What is the square root of $420?$

Answer 1

Hint: Since the given number $420$ is not a perfect square, we will find its factors. Then, we will write the given number as a product of its factors. We will check if there is any perfect square among the factors. We will use the identity $\sqrt{ab}=\sqrt{a}\sqrt{b}.$ If there is no factor that is a perfect square, we cannot express the given number in radical form.

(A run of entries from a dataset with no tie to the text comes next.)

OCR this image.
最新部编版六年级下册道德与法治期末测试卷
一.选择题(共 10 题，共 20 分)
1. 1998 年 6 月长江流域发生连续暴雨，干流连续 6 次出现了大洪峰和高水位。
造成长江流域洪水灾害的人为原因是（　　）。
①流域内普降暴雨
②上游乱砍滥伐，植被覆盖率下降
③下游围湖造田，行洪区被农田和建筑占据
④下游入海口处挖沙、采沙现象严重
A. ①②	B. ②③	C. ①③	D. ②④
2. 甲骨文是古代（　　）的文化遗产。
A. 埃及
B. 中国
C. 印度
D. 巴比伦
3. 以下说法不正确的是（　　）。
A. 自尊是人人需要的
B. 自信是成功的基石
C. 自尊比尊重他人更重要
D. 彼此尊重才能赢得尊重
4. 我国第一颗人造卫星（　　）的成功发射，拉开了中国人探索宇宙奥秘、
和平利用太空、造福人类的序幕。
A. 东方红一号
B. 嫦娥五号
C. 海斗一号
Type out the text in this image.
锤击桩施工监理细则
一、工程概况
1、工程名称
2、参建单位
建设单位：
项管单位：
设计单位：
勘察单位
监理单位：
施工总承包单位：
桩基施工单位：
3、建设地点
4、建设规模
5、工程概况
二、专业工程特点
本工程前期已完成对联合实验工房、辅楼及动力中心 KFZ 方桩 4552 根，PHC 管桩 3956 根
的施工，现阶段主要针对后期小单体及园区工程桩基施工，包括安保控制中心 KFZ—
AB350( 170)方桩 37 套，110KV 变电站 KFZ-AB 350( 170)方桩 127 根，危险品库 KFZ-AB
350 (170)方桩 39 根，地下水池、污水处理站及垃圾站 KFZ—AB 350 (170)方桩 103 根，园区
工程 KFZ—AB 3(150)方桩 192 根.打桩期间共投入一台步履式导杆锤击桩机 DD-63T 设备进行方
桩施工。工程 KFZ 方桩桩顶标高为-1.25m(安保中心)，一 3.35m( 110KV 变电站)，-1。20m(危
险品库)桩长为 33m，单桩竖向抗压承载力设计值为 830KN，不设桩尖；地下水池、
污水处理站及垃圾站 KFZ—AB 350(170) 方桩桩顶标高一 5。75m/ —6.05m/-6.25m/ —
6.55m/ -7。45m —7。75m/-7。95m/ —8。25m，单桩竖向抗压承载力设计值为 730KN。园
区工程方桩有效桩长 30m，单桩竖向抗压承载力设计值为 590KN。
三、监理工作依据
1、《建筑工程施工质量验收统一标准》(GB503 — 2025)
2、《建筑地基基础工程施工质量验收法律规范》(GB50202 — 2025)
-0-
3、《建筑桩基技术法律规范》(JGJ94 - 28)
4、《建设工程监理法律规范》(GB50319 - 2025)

Complete step by step solution:
Let us consider the given number, $420.$
We are asked to find the square root of this number.
We know that the given number is not a perfect square. We need to factorize the given number in order to simplify the given number to a further simplified radical form.
We know that $420=4\times 105.$
So, we will get $\sqrt{420}=\sqrt{4\times 105}.$
Now, we can use the identity given by $\sqrt{ab}=\sqrt{a}\sqrt{b}.$
When we use the above identity, we will get $\sqrt{420}=\sqrt{4}\sqrt{105}.$
We know that the number $4$ is a perfect square whereas the number $105$ is not. Also, we cannot further factorize $105$ as a multiple of a perfect square. So, let us leave it as it is.
We know that the square root of $4$ is $2.$ That is $\sqrt{4}=2.$
So, we will get the square root of the given number as $\sqrt{420}=2\sqrt{105}.$
Hence the square root of $420=2\sqrt{105}.$

Note: What we have found is the simplified form of the square root of the number $420$ in the radical form. When we write a number under the radical sign, that form of the number is called the radical form.